To start an SFT training, you need to prepare a conversational dataset in either [prompt-completion format](https://huggingface.co/docs/trl/en/dataset_formats#prompt-completion) or raw `messages` format. If `messages` is provided, the trainer interprets the full conversation as a single sample with an empty prompt and applies role-based loss masking across the whole chat. If both `messages` and `prompt` / `completion` are present, `messages` takes precedence. Single-turn fine-tuning should be compatible with the chat templates of most models. However, to properly handle loss masking, we require that the tokenizer's chat template satisfies a prefix property: the tokenization of any conversation prefix must be a prefix of the tokenization of the full conversation. For instance, tokenizing message 1 should yield a token sequence that forms a prefix of tokenizing messages 1 and 2, which in turn should be a prefix of tokenizing messages 1, 2, 3, and so forth.
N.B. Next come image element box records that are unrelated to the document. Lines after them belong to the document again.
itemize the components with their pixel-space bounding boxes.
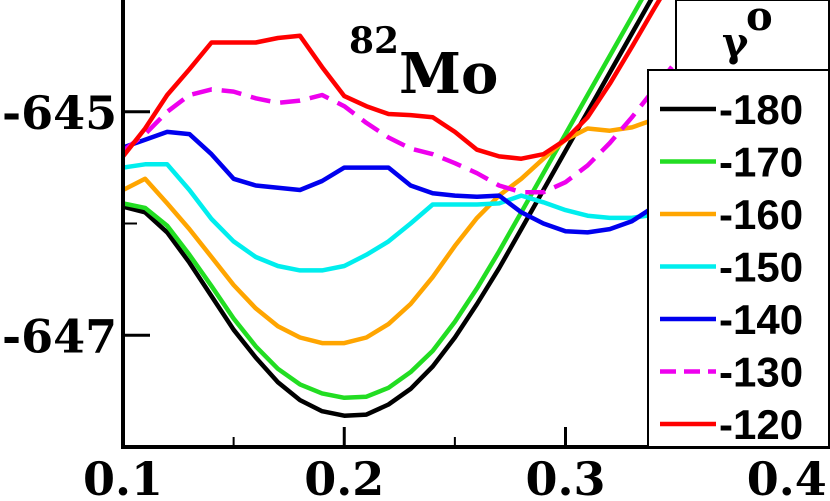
y-tick-label: -645 [2, 86, 117, 140]
legend-label: -170 [719, 139, 803, 186]
legend-label: -180 [719, 86, 803, 133]
x-tick-label: 0.2 [304, 452, 384, 501]
legend: γ o -180 -170 -160 -150 -140 -130 -120 [647, 0, 830, 448]
series-line--120 [125, 0, 662, 161]
legend-title-box [675, 0, 830, 71]
axis-ticks: 0.1 0.2 0.3 0.4 -645 -647 [2, 86, 827, 501]
legend-label: -130 [719, 349, 803, 396]
chart-title-text: Mo [399, 41, 498, 107]
legend-items: -180 -170 -160 -150 -140 -130 -120 [660, 86, 803, 448]
chart-title: 82 Mo [349, 20, 498, 107]
legend-title-superscript: o [746, 0, 773, 40]
x-tick-label: 0.4 [747, 452, 827, 501]
legend-label: -140 [719, 296, 803, 343]
y-tick-label: -647 [2, 309, 117, 363]
legend-label: -160 [719, 191, 803, 238]
legend-label: -150 [719, 244, 803, 291]
x-tick-label: 0.3 [525, 452, 605, 501]
series-line--170 [125, 0, 644, 401]
legend-label: -120 [719, 401, 803, 448]
legend-title: γ [722, 19, 749, 66]
x-tick-label: 0.1 [83, 452, 163, 501]
series-line--130 [125, 0, 741, 195]
series-line--180 [125, 0, 654, 418]
legend-box [647, 69, 830, 448]
chart-title-superscript: 82 [349, 20, 399, 62]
An example of a chat template that *does not* satisfy this property is Qwen3's chat template, as it strips away past think sections.

On a single GPU, start the training with the `sft` entrypoint

```bash theme={null}
uv run sft ...
```

If you have access to multiple GPUs, use [`torchrun`](https://docs.pytorch.org/docs/stable/elastic/run.html) with `--nproc-per-node` to start the training.

```bash theme={null}
uv run torchrun --nproc-per-node 8 src/prime_rl/trainer/sft/train.py ...
```

For more details on multi-node deployment options, see the [deployment](/prime-rl/deployment) documentation and see the [examples](examples) for concrete training configurations. To see all available configuration options, run `uv run sft --help`.